The Grand Budapest Hotel

Wes Anderson has killed a number of dogs in his films, like Buckley in The Royal Tenenbaums and Snoopy in Moonrise Kingdom. But The Grand Budapest Hotel is (if memory serves me right) the first and so far only time Anderson has sent a domestic feline to an untimely demise. Jeff Goldblum’s sympathetic Deputy Kovacs – a lawyer trying to do his job as executor of Madame D’s (Tilda Swinton) will, but caught up in a family war – meets one of the more grisly fates in a film whose whimsy hardly prevents it from delving into the horrors of a Europe brimming with fascist energy.

When meeting with pseudo-Nazis Dmitri (Adrien Brody) and his henchman Jopling (Willem Dafoe) who insist upon receiving the beloved painting “Boy With Apple,” they respond to Kovacs’s modest pleads for respecting the unbiased legal process by casually throwing his cat out the window, an action executed so swiftly that he (and the audience) have barely realized what occurred until the deed has been completed. The shot of Dafoe throwing the cat out the window lands with notable comic force, but the ensuing reverse shot of Kovacs looking out the window to see the damage – a blunt, grisly image whose distance doesn’t detract from the striking casualty of the violence – puts any humor in the moment into stark relief, which nicely sums up the tone of Grand Budapest in total, a film about the meeting of whimsical nostalgia with a harsh, uncompromising reality.

It’s also a nice reverse from the tradition of using cats as villains or props for villains – instead, the villain’s disdain, not embrace of the cat is the sign of his villainy.

Roar

As evident in a wide range of films including Bringing Up Baby, The Jungle Book, Cat People, and The Hangover, big and wild cats have been an object of fascination in cinema as much as their smaller, domesticated counterparts. Yet even when such cats are shown as objects of fear, they are almost invariably represented as a containable threat – a force to be tamed, recklessly but harmlessly played with, or successfully escaped from.
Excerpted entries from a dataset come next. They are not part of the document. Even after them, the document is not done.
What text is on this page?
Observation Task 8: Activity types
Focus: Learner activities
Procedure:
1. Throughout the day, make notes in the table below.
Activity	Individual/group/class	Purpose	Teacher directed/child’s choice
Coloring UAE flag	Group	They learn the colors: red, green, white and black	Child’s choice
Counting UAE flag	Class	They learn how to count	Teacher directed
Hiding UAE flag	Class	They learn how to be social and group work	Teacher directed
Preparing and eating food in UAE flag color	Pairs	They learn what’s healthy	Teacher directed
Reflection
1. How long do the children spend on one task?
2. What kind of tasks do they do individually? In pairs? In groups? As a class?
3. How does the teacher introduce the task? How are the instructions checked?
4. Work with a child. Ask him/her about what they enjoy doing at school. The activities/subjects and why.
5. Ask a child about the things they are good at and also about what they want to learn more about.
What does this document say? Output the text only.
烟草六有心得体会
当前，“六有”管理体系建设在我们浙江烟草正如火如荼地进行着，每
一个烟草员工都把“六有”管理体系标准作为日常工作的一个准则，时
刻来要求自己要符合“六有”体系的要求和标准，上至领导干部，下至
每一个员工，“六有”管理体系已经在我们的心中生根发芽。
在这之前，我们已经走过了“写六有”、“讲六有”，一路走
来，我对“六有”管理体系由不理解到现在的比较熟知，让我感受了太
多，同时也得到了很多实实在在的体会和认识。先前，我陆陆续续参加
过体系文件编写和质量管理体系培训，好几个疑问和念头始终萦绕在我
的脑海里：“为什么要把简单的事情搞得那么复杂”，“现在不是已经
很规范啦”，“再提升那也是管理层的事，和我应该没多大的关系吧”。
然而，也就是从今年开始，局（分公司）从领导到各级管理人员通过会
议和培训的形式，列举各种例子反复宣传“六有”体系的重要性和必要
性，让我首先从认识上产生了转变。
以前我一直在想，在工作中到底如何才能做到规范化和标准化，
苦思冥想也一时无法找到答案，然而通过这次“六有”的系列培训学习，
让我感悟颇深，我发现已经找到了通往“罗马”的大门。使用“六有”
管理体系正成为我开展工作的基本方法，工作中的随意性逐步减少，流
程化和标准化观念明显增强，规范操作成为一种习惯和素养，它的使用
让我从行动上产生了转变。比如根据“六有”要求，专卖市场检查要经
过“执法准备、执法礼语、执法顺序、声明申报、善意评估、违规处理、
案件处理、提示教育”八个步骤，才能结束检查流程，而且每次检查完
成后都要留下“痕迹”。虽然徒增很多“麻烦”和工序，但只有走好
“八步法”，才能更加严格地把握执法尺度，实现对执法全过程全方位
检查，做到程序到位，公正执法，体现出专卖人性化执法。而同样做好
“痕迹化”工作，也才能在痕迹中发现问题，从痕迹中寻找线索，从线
Roar (which I unfortunately can’t yet speak from the perspective of actually having seen in full) reveals the falsehood of our cinematic depictions of big cats, the safeness that trained animals allow even in carefully constructed representations of danger. In making this all-but-forgotten film (being re-released by Drafthouse Films later this month), Tippi Hedren and Noel Marshall cast the animals on their own wildlife reserve into a fictional film. However, judging by the trailer, a documentary element comes through that reveals how one can never expect wild cats to conform to the language and order requisite of narrative filmmaking. Roar is itself a document of the danger of its making.

And as any owner of even a small feline would attest, cats are not something you should fuck with.